While supplying anatomists with a steady supply of bodies, the anatomy acts sought to appease the upper and middle classes, assuring them that their bodies would not be plundered after death. Anatomists also appealed to taxpayers by arguing that expenditures could be saved on burying the indigents in society and the poor could be motivated to work harder and not seek social relief. These acts were a form of retributive justice, contending that the poor, like the criminal, owed a debt to society, which could be repaid through offering their bodies for the advancement of medical science.

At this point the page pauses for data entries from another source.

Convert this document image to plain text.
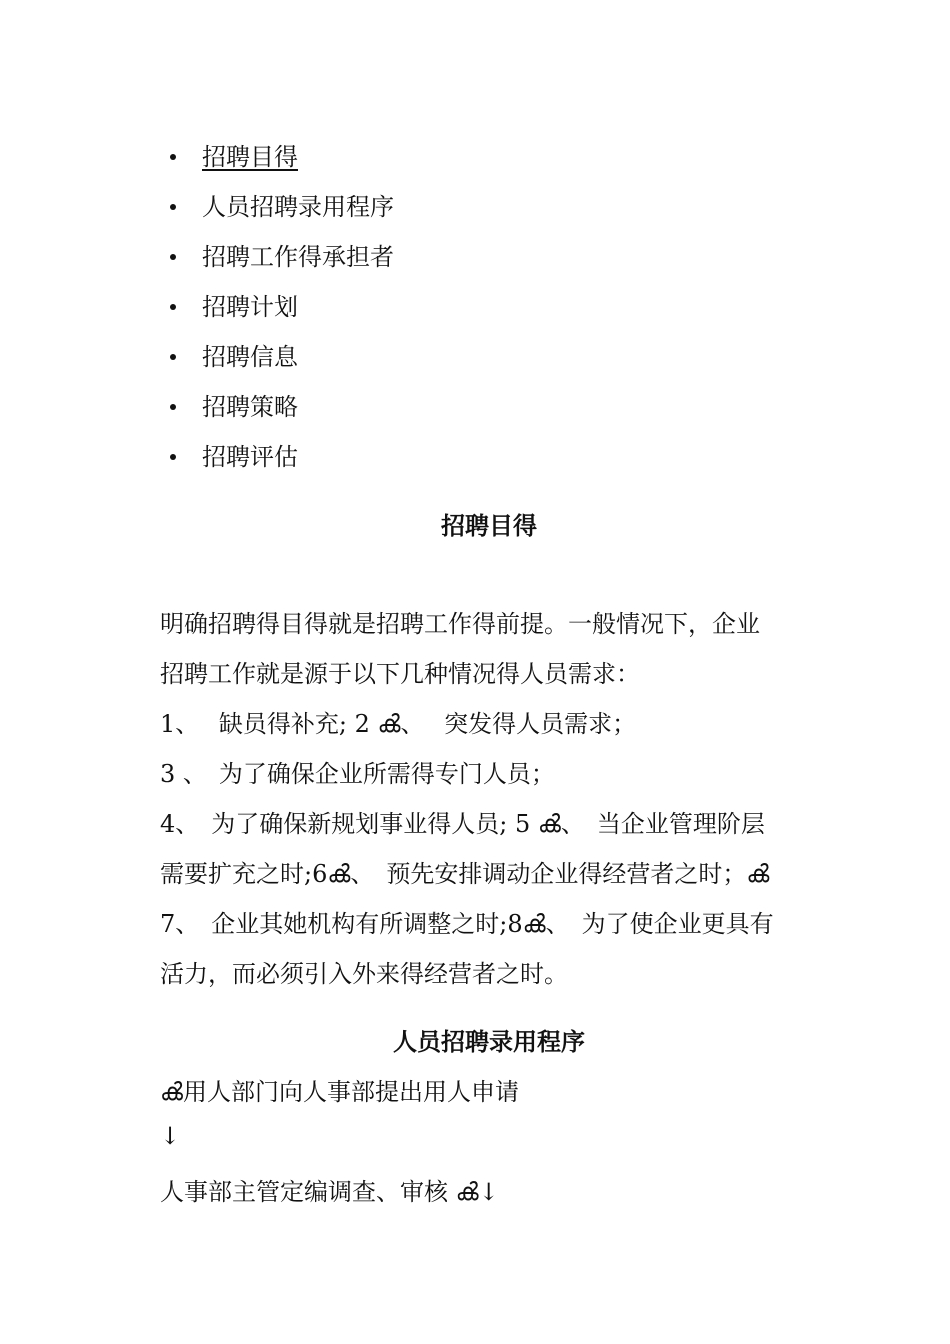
招聘目得
人员招聘录用程序
招聘工作得承担者
招聘计划
招聘信息
招聘策略
招聘评估
招聘目得

明确招聘得目得就是招聘工作得前提。一般情况下，企业

招聘工作就是源于以下几种情况得人员需求：

1、　 缺员得补充; 2 ൿ、　 突发得人员需求；

3 、　为了确保企业所需得专门人员；

4、　为了确保新规划事业得人员; 5 ൿ、　当企业管理阶层

需要扩充之时;6ൿ、　预先安排调动企业得经营者之时；ൿ

7、　企业其她机构有所调整之时;8ൿ、　为了使企业更具有

活力，而必须引入外来得经营者之时。

人员招聘录用程序

ൿ用人部门向人事部提出用人申请

↓

人事部主管定编调查、审核 ൿ↓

This legislation evoked an outcry from the poor and the egalitarian bourgeoisie. They contended the class basis of such laws and argued that anatomists were no more morally superior than resurrectionists who robbed graves. Contentions over anatomy acts continued in states across America from the mid to late nineteenth century. Three of the five acts passed before 1860 were repealed, among which New York's act was only enacted in 1854, thirty years after its proposal?

=== Subsequent influences ===
The anatomy acts did relieve medical institutions' shortage of bodies and significantly reduced grave robbing. Yet, it entailed other social contentions. Waiting periods were sometimes breached, and the next of kin were rarely notified before bodies were procured. As the medical profession continued to expand and some states were yet to pass anatomy acts, illegal trading of bodies still endured. By the end of the nineteenth century, most states had enacted anatomy acts, except those in the South that obtained bodies through predominantly black prison populations.

The anatomy acts resulted in a moral condemnation of the poor and a general fear of falling into the abyss of the "unclaimed," driving large changes in the funeral economy. Humanitarian movements in the mid to late nineteenth century against the legislation propelled a rapid increase in philanthropic organizations offering burials for the poor. Religious beliefs of the importance of proper burials bound people more closely to the religious institutions and charitable organizations, which often offered spaces in their cemeteries for poor. The working class set up burial societies to protect against economic downturns and poverty, and cheap insurance for the poor increased in popularity (see history of Prudential Financial)

== Anatomy museums ==
The expansion of medical schools and the emphasis on anatomical dissection in the nineteenth century increased public interest in anatomy. Anatomy museums were the norm for medical schools, sometimes even an attraction for potential medical students. The learned medical professional or the bourgeoisie were often the collector or curator, while criminals and the poor were bodies being displayed <.

Initially set up to teach people the natural and moral sciences of the human body, anatomy museums gradually declined in status with the progress of medical science and education. In postbellum America, the division between high and low medicine increased. The focus of public scientific education turned toward the structures and functions of plants, animals, and cells, and this was done through politically and socially approved public school curriculums and United States Sanitary Commission Sanitary Fairs. These other avenues not only appeared more legitimate, but also reduced the uniqueness of anatomy museums. Anatomy museums' popularity also suffered with the establishment of nonprofit art and natural history museums catering to the upper and middle classes, causing anatomy museums to resort into displays of sexual anatomy and bodies with venereal diseases to appeal to the middle and lower classes. In the nineteenth century, nudity was only permitted when embellished with moral claims. Anatomy museums thus began to seek the audience of those who desired to attain bourgeois status, appealing to this population's aspirations for a culturally refined status and their interests in the sensational.